One of the most memorable evenings at AUR was the occasion in 2013 when we awarded Andrea Camilleri with an honorary degree. It was a particular thrill for me as I have long cherished his books.
I have treated each instalment of his celebrated chronicle of Salvo Montalbano as though I was looking forward to eating seafood at Enzo’s, the inspector’s favorite restaurant. Each story is lyrically told. Each twist of the narrative is laced with humor and a wicked eye for human behavior. Then, there is Salvo Montalbano himself, an aging, politically incorrect officer of the Italian state who, apart from driving badly, has an innate understanding of Italians and their humanity. Above all, he prizes the best in culinary skills, and those don’t belong to his long-suffering girlfriend, Livia.
It was easy to detect this wonderfully rounded character in the aged frame of Andrea Camilleri that night. Nearly ninety in 2013 and losing his eye-sight, he shed his years once he spoke. More to the point, recalling the American novelists that were his companions as a teenager in Sicily – Herman Melville, Mark Twain and so on – it was obvious, with each lyrical phrase, that this was Montalbano’s creator. And such was the pleasure. All in the auditorium that night bathed with supreme pleasure in his words.
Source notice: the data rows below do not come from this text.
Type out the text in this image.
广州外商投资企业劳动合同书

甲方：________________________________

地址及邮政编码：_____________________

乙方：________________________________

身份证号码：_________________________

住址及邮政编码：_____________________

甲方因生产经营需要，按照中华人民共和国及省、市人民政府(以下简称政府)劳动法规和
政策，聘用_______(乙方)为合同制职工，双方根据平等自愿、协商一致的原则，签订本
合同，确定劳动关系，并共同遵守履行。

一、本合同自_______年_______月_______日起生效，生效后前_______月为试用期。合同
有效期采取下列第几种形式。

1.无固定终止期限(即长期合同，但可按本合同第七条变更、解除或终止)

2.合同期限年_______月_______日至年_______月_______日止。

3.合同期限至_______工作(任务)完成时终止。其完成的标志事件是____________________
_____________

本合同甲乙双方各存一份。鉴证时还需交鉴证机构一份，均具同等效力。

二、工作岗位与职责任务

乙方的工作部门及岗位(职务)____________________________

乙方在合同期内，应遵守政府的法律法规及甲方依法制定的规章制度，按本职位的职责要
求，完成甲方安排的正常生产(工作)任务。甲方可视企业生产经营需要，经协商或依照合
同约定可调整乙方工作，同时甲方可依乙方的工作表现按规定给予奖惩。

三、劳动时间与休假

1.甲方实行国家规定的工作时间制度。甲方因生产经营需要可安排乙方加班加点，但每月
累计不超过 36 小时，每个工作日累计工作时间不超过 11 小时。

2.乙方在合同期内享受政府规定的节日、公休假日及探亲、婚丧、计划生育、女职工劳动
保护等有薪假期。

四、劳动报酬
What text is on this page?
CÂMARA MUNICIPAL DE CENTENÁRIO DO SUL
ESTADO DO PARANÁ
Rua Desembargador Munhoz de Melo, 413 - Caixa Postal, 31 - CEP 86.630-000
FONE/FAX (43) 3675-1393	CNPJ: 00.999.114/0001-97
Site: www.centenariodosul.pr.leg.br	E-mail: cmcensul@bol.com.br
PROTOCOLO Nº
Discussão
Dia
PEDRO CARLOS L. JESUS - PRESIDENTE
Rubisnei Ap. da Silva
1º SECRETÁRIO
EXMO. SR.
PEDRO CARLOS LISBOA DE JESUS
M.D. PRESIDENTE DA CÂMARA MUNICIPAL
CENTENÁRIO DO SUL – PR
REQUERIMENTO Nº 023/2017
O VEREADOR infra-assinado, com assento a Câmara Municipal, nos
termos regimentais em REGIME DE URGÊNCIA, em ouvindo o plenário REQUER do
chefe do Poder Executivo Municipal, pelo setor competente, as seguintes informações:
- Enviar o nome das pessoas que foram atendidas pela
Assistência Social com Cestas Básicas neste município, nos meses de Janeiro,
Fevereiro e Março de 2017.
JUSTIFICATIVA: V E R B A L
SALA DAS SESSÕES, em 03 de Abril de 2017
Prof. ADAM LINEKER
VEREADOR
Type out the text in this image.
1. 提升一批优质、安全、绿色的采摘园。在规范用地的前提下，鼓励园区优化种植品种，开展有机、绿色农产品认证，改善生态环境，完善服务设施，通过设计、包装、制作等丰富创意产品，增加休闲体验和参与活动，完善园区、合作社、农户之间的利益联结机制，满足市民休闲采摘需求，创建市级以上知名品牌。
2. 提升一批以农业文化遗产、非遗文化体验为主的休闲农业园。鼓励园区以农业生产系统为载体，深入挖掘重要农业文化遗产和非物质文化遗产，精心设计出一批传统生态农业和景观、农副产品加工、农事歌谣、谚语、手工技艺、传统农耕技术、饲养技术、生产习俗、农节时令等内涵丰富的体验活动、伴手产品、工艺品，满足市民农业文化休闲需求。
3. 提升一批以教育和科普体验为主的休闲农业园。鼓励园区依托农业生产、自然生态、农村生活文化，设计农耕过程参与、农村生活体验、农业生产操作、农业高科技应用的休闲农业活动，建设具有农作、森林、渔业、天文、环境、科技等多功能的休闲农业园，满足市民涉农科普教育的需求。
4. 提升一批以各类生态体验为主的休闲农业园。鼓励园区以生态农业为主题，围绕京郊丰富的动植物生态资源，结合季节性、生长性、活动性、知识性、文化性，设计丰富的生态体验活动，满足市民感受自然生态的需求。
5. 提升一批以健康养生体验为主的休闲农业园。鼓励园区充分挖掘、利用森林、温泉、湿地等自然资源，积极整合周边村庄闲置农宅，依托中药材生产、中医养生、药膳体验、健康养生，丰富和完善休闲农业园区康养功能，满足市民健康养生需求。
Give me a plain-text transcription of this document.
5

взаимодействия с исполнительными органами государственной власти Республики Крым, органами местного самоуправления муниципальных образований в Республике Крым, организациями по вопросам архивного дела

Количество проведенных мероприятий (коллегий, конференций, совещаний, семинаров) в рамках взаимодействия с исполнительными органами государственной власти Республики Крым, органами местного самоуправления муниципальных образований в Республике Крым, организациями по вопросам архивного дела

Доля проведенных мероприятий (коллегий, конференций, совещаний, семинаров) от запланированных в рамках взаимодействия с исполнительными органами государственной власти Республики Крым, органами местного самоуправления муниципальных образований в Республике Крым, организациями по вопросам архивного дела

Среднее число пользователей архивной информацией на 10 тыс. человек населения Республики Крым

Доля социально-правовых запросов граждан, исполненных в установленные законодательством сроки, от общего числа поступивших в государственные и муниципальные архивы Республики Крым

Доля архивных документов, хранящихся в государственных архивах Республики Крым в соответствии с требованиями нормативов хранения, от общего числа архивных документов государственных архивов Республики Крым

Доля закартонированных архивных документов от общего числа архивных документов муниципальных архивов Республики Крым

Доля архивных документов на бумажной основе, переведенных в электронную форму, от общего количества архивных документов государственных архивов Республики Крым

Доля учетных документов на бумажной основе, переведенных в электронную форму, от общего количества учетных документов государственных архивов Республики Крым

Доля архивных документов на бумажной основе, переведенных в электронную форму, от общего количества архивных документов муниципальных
I had ten minutes alone with him and so I asked him where he was in 1943 – seventy years before - when the Americans landed at Gela. He beamed at me, removed his cap, and allowed the memory to surface in his mind, before explaining.
“I went up to the temples (at Agrigento), “ he said. “From there you could see the warships, and overhead, flying low were fighter planes.” He did not know I was an archaeologist, so the image, of course, made an especially strong impact on me.
His eyes twinkled; I remember the moment because, whether his story was true or not, he loved telling it:
“I was a teenager, a young man, and these Americans had been our enemy, as much as I loved their books, their novelists. So I was running off the hill when this American jeep roared towards me. I was scared stiff when it stopped. There were three African American soldiers in polished helmets, one driving and two stood either side of an older general with a polished helmet. He had pearl-handled pistols, and leant down to me, and asked sharply, “Which way to the temples, son?” I pointed and he urged the jeep onwards and it sped up the hill.”
“Patton,” I intervened, smiling at the image, as though Montalbano himself had had this encounter.
“Patton. I often think of the imperial general in his chariot with his bearers.”
I felt I passed a test in grasping the significance of his story.
Much of Camilleri’s life (in the theatre, in television and in his books) was spent in bringing educated ideas to a huge public. He was a public intellect whose humanity, as recent episodes on television of Montalbano have depicted, has a hugely important contemporary resonance.
AUR is privileged to have included him within its family.